Cost impact for Azure Compute Gallery comes from replicated image storage, regional copies, build pipelines, duplicate galleries, and unused image versions left after retirement. The common waste pattern is enabling the capability for a pilot, then leaving resources, replicas, logs, or supporting infrastructure running after the original need changes. Estimate costs before rollout, tag resources to a clear owner, and compare steady-state usage with the design assumption. During reviews, look for unused resources, overbuilt tiers, avoidable data movement, and duplicated environments. Cost control works best when finance data is tied back to operational intent. Tie each optimization to an owner, forecast, and retirement date.

Reliability

Reliability depends on whether Azure Compute Gallery is designed for the workload’s real failure modes. Focus on regional image replication, version availability, fallback versions, scale set rollout behavior, and recovery when an image version is withdrawn. A reliable design documents what should happen during scale-out, regional disruption, credential failure, deployment rollback, and operator error. Monitoring should show both the Azure resource state and the application symptoms users actually feel. Test the runbook before an outage, capture evidence from CLI or portal checks, and decide which failures require manual intervention versus automated recovery. Include dependency maps and health signals so responders know whether the platform or application failed during triage.

Performance

Performance depends on how Azure Compute Gallery affects latency, throughput, deployment speed, or operator decision time.

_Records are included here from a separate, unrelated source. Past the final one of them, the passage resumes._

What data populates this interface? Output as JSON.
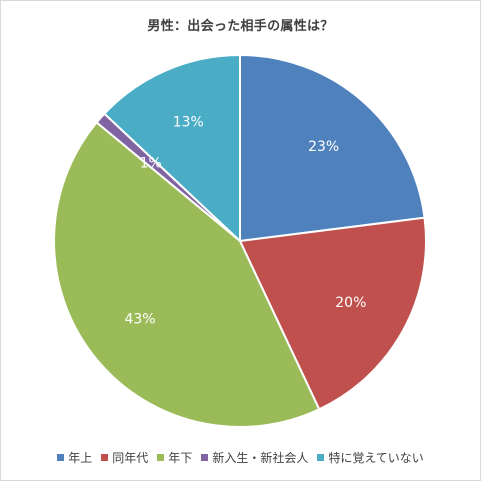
{
  "chart_data": {
    "type": "pie",
    "title": "男性：出会った相手の属性は？",
    "categories": [
      "年上",
      "同年代",
      "年下",
      "新入生・新社会人",
      "特に覚えていない"
    ],
    "values": [
      23,
      20,
      43,
      1,
      13
    ],
    "data_labels": [
      "23%",
      "20%",
      "43%",
      "1%",
      "13%"
    ],
    "colors": [
      "#4f81bd",
      "#c0504d",
      "#9bbb59",
      "#8064a2",
      "#4bacc6"
    ],
    "legend_position": "bottom",
    "start_angle": "12 o'clock",
    "direction": "clockwise"
  }
}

Focus on VM provisioning speed, image replication readiness, regional locality, scale set rollout pace, and avoiding large images with unnecessary software. Do not assume the default setting is fast enough for production or that a faster tier fixes design problems. Measure before and after important changes, watch for throttling or slow control-plane calls, and test with realistic scale. Performance evidence should include user-facing symptoms, resource metrics, and configuration details so the team can distinguish service limits from application defects. Include baseline measurements so later tuning work has a defensible comparison point for teams.

Operations

Operationally, Azure Compute Gallery should appear in runbooks, dashboards, release gates, and ownership records. Focus on version naming, retirement dates, release notes, RBAC reviews, replication evidence, and automation that promotes images through environments. The team should know which commands are safe for inventory, which changes are mutating, and which outputs prove compliance or readiness. Keep naming, tags, environments, and documentation consistent so support engineers can find the right resource quickly. Review the configuration after major releases, incident retrospectives, platform upgrades, and cost reviews rather than treating it as a one-time setup. Assign a named owner, keep an escalation path, and review stale automation before quarterly platform reviews.

Common mistakes

  • Running commands against the wrong subscription because the default context was not checked.
  • Treating a successful create command as proof that security, monitoring, and operations are complete.
  • Copying examples into production without adjusting regions, names, identities, SKUs, and network rules.
  • Ignoring service-specific limits, preview behavior, or required extensions before automation rollout.